3/ les mêmes encore, représentant une infime minorité de la population juive de France prétendent représenter toute la population juive de France
= > Alors, on fait tout pour que les gens fassent l'amalgame. Pire! on le fait soi-même, ce sont eux qui font la Grande Confusion. Il est absurde et hypocrite de reprocher quelque chose à quelqu'un quand on le fait soi-même. Ces associations, relayées par les médias qui ne bronchent jamais, font l'amalgame. Emmanuel Chain dans la vidéo plus haut le dit : pour lui, il est évident que s'en prendre à un colon israélien extrémiste, c'est s'en prendre aux Juifs en général. N'importe quoi !

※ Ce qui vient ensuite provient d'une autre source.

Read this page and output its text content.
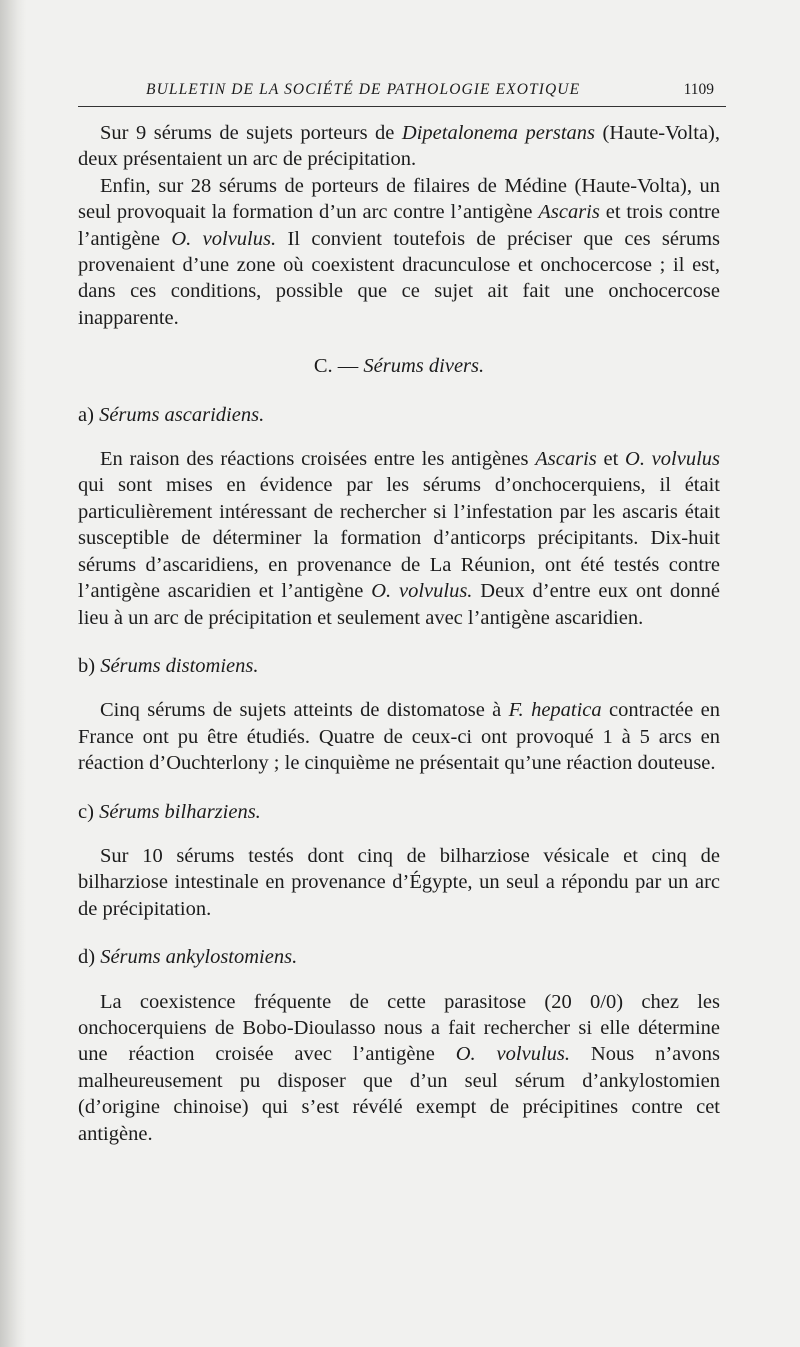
BULLETIN DE LA SOCIÉTÉ DE PATHOLOGIE EXOTIQUE	1109

Sur 9 sérums de sujets porteurs de Dipetalonema perstans (Haute-Volta), deux présentaient un arc de précipitation.

Enfin, sur 28 sérums de porteurs de filaires de Médine (Haute-Volta), un seul provoquait la formation d’un arc contre l’antigène Ascaris et trois contre l’antigène O. volvulus. Il convient toutefois de préciser que ces sérums provenaient d’une zone où coexistent dracunculose et onchocercose ; il est, dans ces conditions, possible que ce sujet ait fait une onchocercose inapparente.

C. — Sérums divers.

a) Sérums ascaridiens.

En raison des réactions croisées entre les antigènes Ascaris et O. volvulus qui sont mises en évidence par les sérums d’onchocerquiens, il était particulièrement intéressant de rechercher si l’infestation par les ascaris était susceptible de déterminer la formation d’anticorps précipitants. Dix-huit sérums d’ascaridiens, en provenance de La Réunion, ont été testés contre l’antigène ascaridien et l’antigène O. volvulus. Deux d’entre eux ont donné lieu à un arc de précipitation et seulement avec l’antigène ascaridien.

b) Sérums distomiens.

Cinq sérums de sujets atteints de distomatose à F. hepatica contractée en France ont pu être étudiés. Quatre de ceux-ci ont provoqué 1 à 5 arcs en réaction d’Ouchterlony ; le cinquième ne présentait qu’une réaction douteuse.

c) Sérums bilharziens.

Sur 10 sérums testés dont cinq de bilharziose vésicale et cinq de bilharziose intestinale en provenance d’Égypte, un seul a répondu par un arc de précipitation.

d) Sérums ankylostomiens.

La coexistence fréquente de cette parasitose (20 0/0) chez les onchocerquiens de Bobo-Dioulasso nous a fait rechercher si elle détermine une réaction croisée avec l’antigène O. volvulus. Nous n’avons malheureusement pu disposer que d’un seul sérum d’ankylostomien (d’origine chinoise) qui s’est révélé exempt de précipitines contre cet antigène.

De la même façon, si, dès qu'un Mélenchon tape sur la "finance internationale", on a 15 jours de sursaut républicain dans les médias contre l'antisémitisme nauséabond de la gauche de la gauche, quel est le message envoyé ? "finance internationale = judaïsme". Qui fait l'amalgame ? Faut pas le reprocher aux autres, ensuite.
Le chantage à l'antisémitisme
Le voilà donc le crime de Dieudonné, s'être attaqué à la politique israélienne. Pour cela, il a été évincé des médias, empêché de travailler, traîné dans la boue, harcelé judiciairement (une vingtaine de procès avant d'enfin réussir à le faire condamner), agressé avec ses enfants, son public aussi a été agressé. Il a eu le courage ou l'inconscience de répondre à ça par des provocations humoristiques. Fait rarissime.
Que Shoah nanas choque, ça peut se comprendre. Mais il s'agit d'une réponse à ceux qui essayent de le tenir par la Shoah. Il y a eu la Shoah donc, on ne critiquera pas Israël. Ah bon ? Dieudonné les tient par l'ananas. Sa résistance par le rire est très étonnante.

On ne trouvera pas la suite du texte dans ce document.